Tuttavia, la bestia era più simile a un rettile, perché era un animale a sangue freddo. Ma cosa si sa fino ad ora del gigantesco dinosauro alato scoperto alla fine del mondo? Il ricercatore ha poi spiegato, sempre come riportato dal ‘Sun’, che: “Non abbiamo una traccia al momento che possa collegare questa bestia dalle dimensione stratosferiche a qualsiasi altro animale, anche lontano”.

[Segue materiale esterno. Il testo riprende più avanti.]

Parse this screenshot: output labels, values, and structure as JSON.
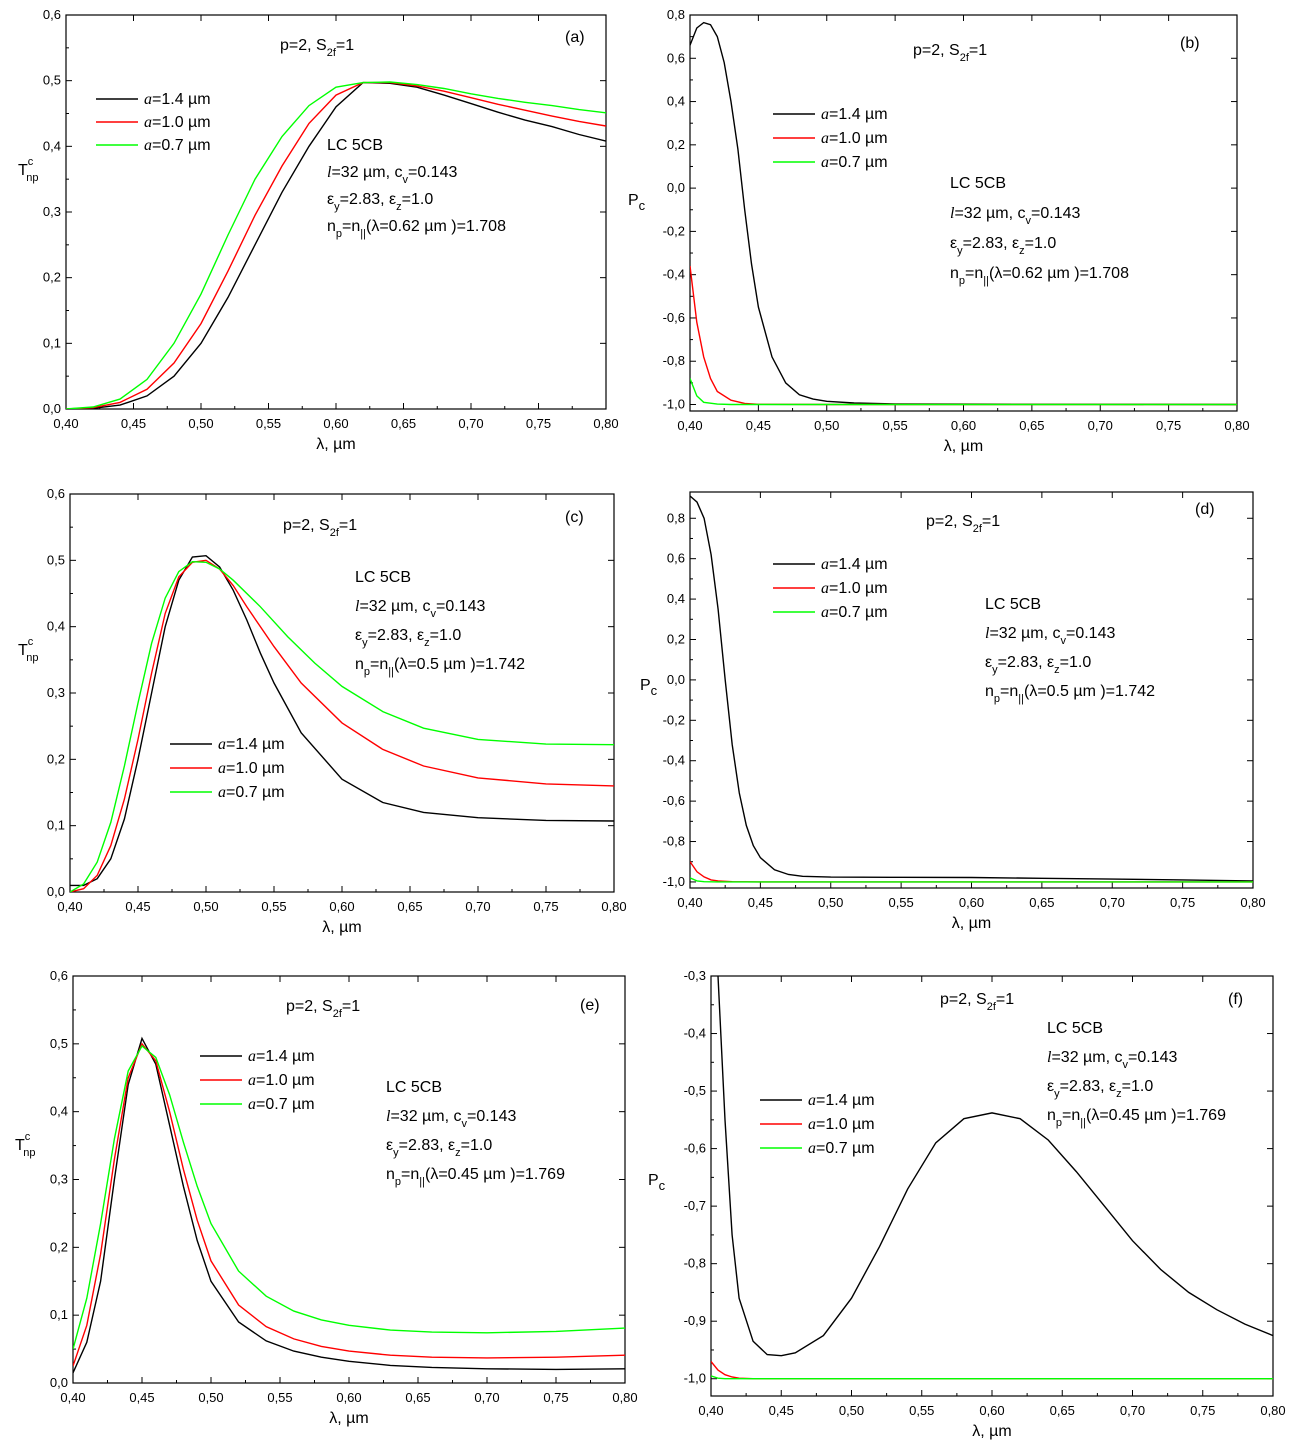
{
  "chart_data": [
    {
      "type": "line",
      "panel": "(a)",
      "header": "p=2, S",
      "header_sub": "2f",
      "header_tail": "=1",
      "ylabel": "T",
      "ylabel_sup": "c",
      "ylabel_sub": "np",
      "xlabel": "λ, µm",
      "xlim": [
        0.4,
        0.8
      ],
      "ylim": [
        0.0,
        0.6
      ],
      "xticks": [
        0.4,
        0.45,
        0.5,
        0.55,
        0.6,
        0.65,
        0.7,
        0.75,
        0.8
      ],
      "yticks": [
        0.0,
        0.1,
        0.2,
        0.3,
        0.4,
        0.5,
        0.6
      ],
      "annotation": [
        "LC 5CB",
        "l=32 µm, c_v=0.143",
        "ε_y=2.83, ε_z=1.0",
        "n_p=n_||(λ=0.62 µm )=1.708"
      ],
      "legend": [
        "a=1.4 µm",
        "a=1.0 µm",
        "a=0.7 µm"
      ],
      "series": [
        {
          "name": "a=1.4 µm",
          "color": "#000000",
          "x": [
            0.4,
            0.42,
            0.44,
            0.46,
            0.48,
            0.5,
            0.52,
            0.54,
            0.56,
            0.58,
            0.6,
            0.62,
            0.64,
            0.66,
            0.68,
            0.7,
            0.72,
            0.74,
            0.76,
            0.78,
            0.8
          ],
          "y": [
            0.0,
            0.001,
            0.006,
            0.02,
            0.05,
            0.1,
            0.17,
            0.25,
            0.33,
            0.4,
            0.46,
            0.497,
            0.496,
            0.49,
            0.478,
            0.465,
            0.452,
            0.44,
            0.43,
            0.418,
            0.408
          ]
        },
        {
          "name": "a=1.0 µm",
          "color": "#ff0000",
          "x": [
            0.4,
            0.42,
            0.44,
            0.46,
            0.48,
            0.5,
            0.52,
            0.54,
            0.56,
            0.58,
            0.6,
            0.62,
            0.64,
            0.66,
            0.68,
            0.7,
            0.72,
            0.74,
            0.76,
            0.78,
            0.8
          ],
          "y": [
            0.0,
            0.002,
            0.01,
            0.03,
            0.07,
            0.13,
            0.21,
            0.295,
            0.37,
            0.435,
            0.478,
            0.497,
            0.497,
            0.492,
            0.484,
            0.474,
            0.464,
            0.455,
            0.446,
            0.438,
            0.431
          ]
        },
        {
          "name": "a=0.7 µm",
          "color": "#00ff00",
          "x": [
            0.4,
            0.42,
            0.44,
            0.46,
            0.48,
            0.5,
            0.52,
            0.54,
            0.56,
            0.58,
            0.6,
            0.62,
            0.64,
            0.66,
            0.68,
            0.7,
            0.72,
            0.74,
            0.76,
            0.78,
            0.8
          ],
          "y": [
            0.0,
            0.003,
            0.015,
            0.045,
            0.1,
            0.175,
            0.265,
            0.35,
            0.415,
            0.462,
            0.49,
            0.497,
            0.498,
            0.494,
            0.488,
            0.48,
            0.473,
            0.467,
            0.462,
            0.456,
            0.451
          ]
        }
      ]
    },
    {
      "type": "line",
      "panel": "(b)",
      "header": "p=2, S",
      "header_sub": "2f",
      "header_tail": "=1",
      "ylabel": "P",
      "ylabel_sup": "",
      "ylabel_sub": "c",
      "xlabel": "λ, µm",
      "xlim": [
        0.4,
        0.8
      ],
      "ylim": [
        -1.03,
        0.8
      ],
      "xticks": [
        0.4,
        0.45,
        0.5,
        0.55,
        0.6,
        0.65,
        0.7,
        0.75,
        0.8
      ],
      "yticks": [
        -1.0,
        -0.8,
        -0.6,
        -0.4,
        -0.2,
        0.0,
        0.2,
        0.4,
        0.6,
        0.8
      ],
      "annotation": [
        "LC 5CB",
        "l=32 µm, c_v=0.143",
        "ε_y=2.83, ε_z=1.0",
        "n_p=n_||(λ=0.62 µm )=1.708"
      ],
      "legend": [
        "a=1.4 µm",
        "a=1.0 µm",
        "a=0.7 µm"
      ],
      "series": [
        {
          "name": "a=1.4 µm",
          "color": "#000000",
          "x": [
            0.4,
            0.405,
            0.41,
            0.415,
            0.42,
            0.425,
            0.43,
            0.435,
            0.44,
            0.445,
            0.45,
            0.46,
            0.47,
            0.48,
            0.49,
            0.5,
            0.52,
            0.55,
            0.6,
            0.7,
            0.8
          ],
          "y": [
            0.66,
            0.74,
            0.765,
            0.755,
            0.7,
            0.58,
            0.4,
            0.18,
            -0.1,
            -0.35,
            -0.55,
            -0.78,
            -0.9,
            -0.955,
            -0.975,
            -0.985,
            -0.993,
            -0.997,
            -0.998,
            -0.999,
            -1.0
          ]
        },
        {
          "name": "a=1.0 µm",
          "color": "#ff0000",
          "x": [
            0.4,
            0.405,
            0.41,
            0.415,
            0.42,
            0.43,
            0.44,
            0.45,
            0.5,
            0.6,
            0.8
          ],
          "y": [
            -0.36,
            -0.62,
            -0.78,
            -0.88,
            -0.94,
            -0.98,
            -0.995,
            -0.999,
            -1.0,
            -1.0,
            -1.0
          ]
        },
        {
          "name": "a=0.7 µm",
          "color": "#00ff00",
          "x": [
            0.4,
            0.405,
            0.41,
            0.42,
            0.43,
            0.5,
            0.8
          ],
          "y": [
            -0.88,
            -0.96,
            -0.99,
            -0.998,
            -1.0,
            -1.0,
            -1.0
          ]
        }
      ]
    },
    {
      "type": "line",
      "panel": "(c)",
      "header": "p=2, S",
      "header_sub": "2f",
      "header_tail": "=1",
      "ylabel": "T",
      "ylabel_sup": "c",
      "ylabel_sub": "np",
      "xlabel": "λ, µm",
      "xlim": [
        0.4,
        0.8
      ],
      "ylim": [
        0.0,
        0.6
      ],
      "xticks": [
        0.4,
        0.45,
        0.5,
        0.55,
        0.6,
        0.65,
        0.7,
        0.75,
        0.8
      ],
      "yticks": [
        0.0,
        0.1,
        0.2,
        0.3,
        0.4,
        0.5,
        0.6
      ],
      "annotation": [
        "LC 5CB",
        "l=32 µm, c_v=0.143",
        "ε_y=2.83, ε_z=1.0",
        "n_p=n_||(λ=0.5 µm )=1.742"
      ],
      "legend": [
        "a=1.4 µm",
        "a=1.0 µm",
        "a=0.7 µm"
      ],
      "series": [
        {
          "name": "a=1.4 µm",
          "color": "#000000",
          "x": [
            0.4,
            0.41,
            0.42,
            0.43,
            0.44,
            0.45,
            0.46,
            0.47,
            0.48,
            0.49,
            0.5,
            0.51,
            0.52,
            0.53,
            0.54,
            0.55,
            0.57,
            0.6,
            0.63,
            0.66,
            0.7,
            0.75,
            0.8
          ],
          "y": [
            0.01,
            0.01,
            0.02,
            0.05,
            0.11,
            0.2,
            0.3,
            0.4,
            0.47,
            0.505,
            0.507,
            0.49,
            0.455,
            0.41,
            0.36,
            0.315,
            0.24,
            0.17,
            0.135,
            0.12,
            0.112,
            0.108,
            0.107
          ]
        },
        {
          "name": "a=1.0 µm",
          "color": "#ff0000",
          "x": [
            0.4,
            0.41,
            0.42,
            0.43,
            0.44,
            0.45,
            0.46,
            0.47,
            0.48,
            0.49,
            0.5,
            0.51,
            0.52,
            0.53,
            0.55,
            0.57,
            0.6,
            0.63,
            0.66,
            0.7,
            0.75,
            0.8
          ],
          "y": [
            0.0,
            0.005,
            0.025,
            0.07,
            0.14,
            0.23,
            0.33,
            0.42,
            0.475,
            0.497,
            0.5,
            0.487,
            0.462,
            0.43,
            0.37,
            0.315,
            0.255,
            0.215,
            0.19,
            0.172,
            0.163,
            0.16
          ]
        },
        {
          "name": "a=0.7 µm",
          "color": "#00ff00",
          "x": [
            0.4,
            0.41,
            0.42,
            0.43,
            0.44,
            0.45,
            0.46,
            0.47,
            0.48,
            0.49,
            0.5,
            0.51,
            0.52,
            0.54,
            0.56,
            0.58,
            0.6,
            0.63,
            0.66,
            0.7,
            0.75,
            0.8
          ],
          "y": [
            0.0,
            0.012,
            0.045,
            0.105,
            0.19,
            0.285,
            0.375,
            0.443,
            0.483,
            0.498,
            0.497,
            0.487,
            0.47,
            0.43,
            0.385,
            0.345,
            0.31,
            0.272,
            0.247,
            0.23,
            0.223,
            0.222
          ]
        }
      ]
    },
    {
      "type": "line",
      "panel": "(d)",
      "header": "p=2, S",
      "header_sub": "2f",
      "header_tail": "=1",
      "ylabel": "P",
      "ylabel_sup": "",
      "ylabel_sub": "c",
      "xlabel": "λ, µm",
      "xlim": [
        0.4,
        0.8
      ],
      "ylim": [
        -1.03,
        0.93
      ],
      "xticks": [
        0.4,
        0.45,
        0.5,
        0.55,
        0.6,
        0.65,
        0.7,
        0.75,
        0.8
      ],
      "yticks": [
        -1.0,
        -0.8,
        -0.6,
        -0.4,
        -0.2,
        0.0,
        0.2,
        0.4,
        0.6,
        0.8
      ],
      "annotation": [
        "LC 5CB",
        "l=32 µm, c_v=0.143",
        "ε_y=2.83, ε_z=1.0",
        "n_p=n_||(λ=0.5 µm )=1.742"
      ],
      "legend": [
        "a=1.4 µm",
        "a=1.0 µm",
        "a=0.7 µm"
      ],
      "series": [
        {
          "name": "a=1.4 µm",
          "color": "#000000",
          "x": [
            0.4,
            0.405,
            0.41,
            0.415,
            0.42,
            0.425,
            0.43,
            0.435,
            0.44,
            0.445,
            0.45,
            0.46,
            0.47,
            0.48,
            0.5,
            0.55,
            0.6,
            0.65,
            0.7,
            0.75,
            0.8
          ],
          "y": [
            0.91,
            0.88,
            0.8,
            0.62,
            0.35,
            0.0,
            -0.32,
            -0.56,
            -0.72,
            -0.82,
            -0.88,
            -0.94,
            -0.963,
            -0.972,
            -0.976,
            -0.977,
            -0.978,
            -0.982,
            -0.986,
            -0.99,
            -0.995
          ]
        },
        {
          "name": "a=1.0 µm",
          "color": "#ff0000",
          "x": [
            0.4,
            0.405,
            0.41,
            0.415,
            0.42,
            0.43,
            0.45,
            0.5,
            0.8
          ],
          "y": [
            -0.9,
            -0.95,
            -0.975,
            -0.99,
            -0.995,
            -0.999,
            -1.0,
            -1.0,
            -1.0
          ]
        },
        {
          "name": "a=0.7 µm",
          "color": "#00ff00",
          "x": [
            0.4,
            0.405,
            0.41,
            0.42,
            0.5,
            0.8
          ],
          "y": [
            -0.98,
            -0.995,
            -0.999,
            -1.0,
            -1.0,
            -1.0
          ]
        }
      ]
    },
    {
      "type": "line",
      "panel": "(e)",
      "header": "p=2, S",
      "header_sub": "2f",
      "header_tail": "=1",
      "ylabel": "T",
      "ylabel_sup": "c",
      "ylabel_sub": "np",
      "xlabel": "λ, µm",
      "xlim": [
        0.4,
        0.8
      ],
      "ylim": [
        0.0,
        0.6
      ],
      "xticks": [
        0.4,
        0.45,
        0.5,
        0.55,
        0.6,
        0.65,
        0.7,
        0.75,
        0.8
      ],
      "yticks": [
        0.0,
        0.1,
        0.2,
        0.3,
        0.4,
        0.5,
        0.6
      ],
      "annotation": [
        "LC 5CB",
        "l=32 µm, c_v=0.143",
        "ε_y=2.83, ε_z=1.0",
        "n_p=n_||(λ=0.45 µm )=1.769"
      ],
      "legend": [
        "a=1.4 µm",
        "a=1.0 µm",
        "a=0.7 µm"
      ],
      "series": [
        {
          "name": "a=1.4 µm",
          "color": "#000000",
          "x": [
            0.4,
            0.41,
            0.42,
            0.43,
            0.44,
            0.45,
            0.46,
            0.47,
            0.48,
            0.49,
            0.5,
            0.52,
            0.54,
            0.56,
            0.58,
            0.6,
            0.63,
            0.66,
            0.7,
            0.75,
            0.8
          ],
          "y": [
            0.015,
            0.06,
            0.15,
            0.3,
            0.44,
            0.508,
            0.47,
            0.38,
            0.29,
            0.21,
            0.15,
            0.09,
            0.062,
            0.047,
            0.038,
            0.032,
            0.026,
            0.023,
            0.021,
            0.02,
            0.021
          ]
        },
        {
          "name": "a=1.0 µm",
          "color": "#ff0000",
          "x": [
            0.4,
            0.41,
            0.42,
            0.43,
            0.44,
            0.45,
            0.46,
            0.47,
            0.48,
            0.49,
            0.5,
            0.52,
            0.54,
            0.56,
            0.58,
            0.6,
            0.63,
            0.66,
            0.7,
            0.75,
            0.8
          ],
          "y": [
            0.025,
            0.085,
            0.19,
            0.33,
            0.45,
            0.5,
            0.475,
            0.4,
            0.315,
            0.24,
            0.18,
            0.115,
            0.083,
            0.065,
            0.054,
            0.047,
            0.041,
            0.038,
            0.037,
            0.038,
            0.041
          ]
        },
        {
          "name": "a=0.7 µm",
          "color": "#00ff00",
          "x": [
            0.4,
            0.41,
            0.42,
            0.43,
            0.44,
            0.45,
            0.46,
            0.47,
            0.48,
            0.49,
            0.5,
            0.52,
            0.54,
            0.56,
            0.58,
            0.6,
            0.63,
            0.66,
            0.7,
            0.75,
            0.8
          ],
          "y": [
            0.05,
            0.125,
            0.235,
            0.36,
            0.46,
            0.497,
            0.48,
            0.425,
            0.355,
            0.29,
            0.235,
            0.165,
            0.128,
            0.106,
            0.093,
            0.085,
            0.078,
            0.075,
            0.074,
            0.076,
            0.081
          ]
        }
      ]
    },
    {
      "type": "line",
      "panel": "(f)",
      "header": "p=2, S",
      "header_sub": "2f",
      "header_tail": "=1",
      "ylabel": "P",
      "ylabel_sup": "",
      "ylabel_sub": "c",
      "xlabel": "λ, µm",
      "xlim": [
        0.4,
        0.8
      ],
      "ylim": [
        -1.03,
        -0.3
      ],
      "xticks": [
        0.4,
        0.45,
        0.5,
        0.55,
        0.6,
        0.65,
        0.7,
        0.75,
        0.8
      ],
      "yticks": [
        -1.0,
        -0.9,
        -0.8,
        -0.7,
        -0.6,
        -0.5,
        -0.4,
        -0.3
      ],
      "annotation": [
        "LC 5CB",
        "l=32 µm, c_v=0.143",
        "ε_y=2.83, ε_z=1.0",
        "n_p=n_||(λ=0.45 µm )=1.769"
      ],
      "legend": [
        "a=1.4 µm",
        "a=1.0 µm",
        "a=0.7 µm"
      ],
      "series": [
        {
          "name": "a=1.4 µm",
          "color": "#000000",
          "x": [
            0.405,
            0.41,
            0.415,
            0.42,
            0.43,
            0.44,
            0.45,
            0.46,
            0.48,
            0.5,
            0.52,
            0.54,
            0.56,
            0.58,
            0.6,
            0.62,
            0.64,
            0.66,
            0.68,
            0.7,
            0.72,
            0.74,
            0.76,
            0.78,
            0.8
          ],
          "y": [
            -0.3,
            -0.55,
            -0.75,
            -0.86,
            -0.935,
            -0.958,
            -0.96,
            -0.955,
            -0.925,
            -0.86,
            -0.77,
            -0.67,
            -0.59,
            -0.548,
            -0.538,
            -0.548,
            -0.585,
            -0.64,
            -0.7,
            -0.76,
            -0.81,
            -0.85,
            -0.88,
            -0.905,
            -0.925
          ]
        },
        {
          "name": "a=1.0 µm",
          "color": "#ff0000",
          "x": [
            0.4,
            0.405,
            0.41,
            0.415,
            0.42,
            0.43,
            0.45,
            0.5,
            0.8
          ],
          "y": [
            -0.97,
            -0.985,
            -0.993,
            -0.997,
            -0.999,
            -1.0,
            -1.0,
            -1.0,
            -1.0
          ]
        },
        {
          "name": "a=0.7 µm",
          "color": "#00ff00",
          "x": [
            0.4,
            0.405,
            0.41,
            0.42,
            0.5,
            0.8
          ],
          "y": [
            -0.995,
            -0.999,
            -1.0,
            -1.0,
            -1.0,
            -1.0
          ]
        }
      ]
    }
  ]
}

Faccia a faccia con gli pterosauri

E’ molto probabile, però, che “il drago della morte” faccia parte della famiglia degli pterosauri, dei dinosauri classificati nell’ordine dei rettili volatili. Questi furono tra le prime creature, dopo gli insetti, infatti, a sviluppare il volo a battente. Le ossa scoperte dal gruppo dei ricercatori, in base ai sedimenti ritrovati sopra di esse, potrebbero avere all’incirca 86 milioni di anni.

Pterosauro
Fonte: Wikipedia

I dinosauri si sono estinti 66 milioni di anni fa, quando un asteroide di circa 12 chilometri di diametro si scontrò con la Terra, vicino alla penisola dello Yucatan in Messico, formando il Cratere di Chicxulub. A seguito dell’impatto, vi fu un violento e gigante tsunami che si sparse a dismisura verso tutte le direzioni. Tuttavia, Cuba fu l’isola più colpita in assoluto dal maremoto. Ma non solo.

Allo tsunami seguì un’emissione di polvere e particelle, capaci di provocare un intenso cambiamento climatico simile all’inverno nucleare. Quasi 66 milioni di anni, infatti, la Terra si ritrovò totalmente coperta in superficie da una nube di polvere che impiegò molti anni prima di dissolversi del tutto. Questo implica che il drago della morte pattugliasse i cieli circa 20 milioni di anni, prima dell’estinzione di massa dei dinosauri. Ma prima della scoperta in Argentina di questi giorni, i primi fossili di dinosauro furono scoperti e riconosciuti come animali preistorici solo 200 anni fa nel Sussex, in Inghilterra.

Nell’articolo del Sun si legge ancora che i tratti del drago della morte sono così unici, da aver costretto Ortiz e la sua squadra a dare alla bestia un nuovo nome scientifico. “Fondamentalmente, queste caratteristiche che abbiamo riscontrato si trovano nelle vertebre e negli arti. Questo ci ha permesso di stabilire una nuova specie di pterosauro”. Gli scienziato, quindi, hanno optato per “Thanatosdrakon amaru“, nome che combina le parole greche “morte” e “drago”. Una combinazione davvero enfatica e suggestiva.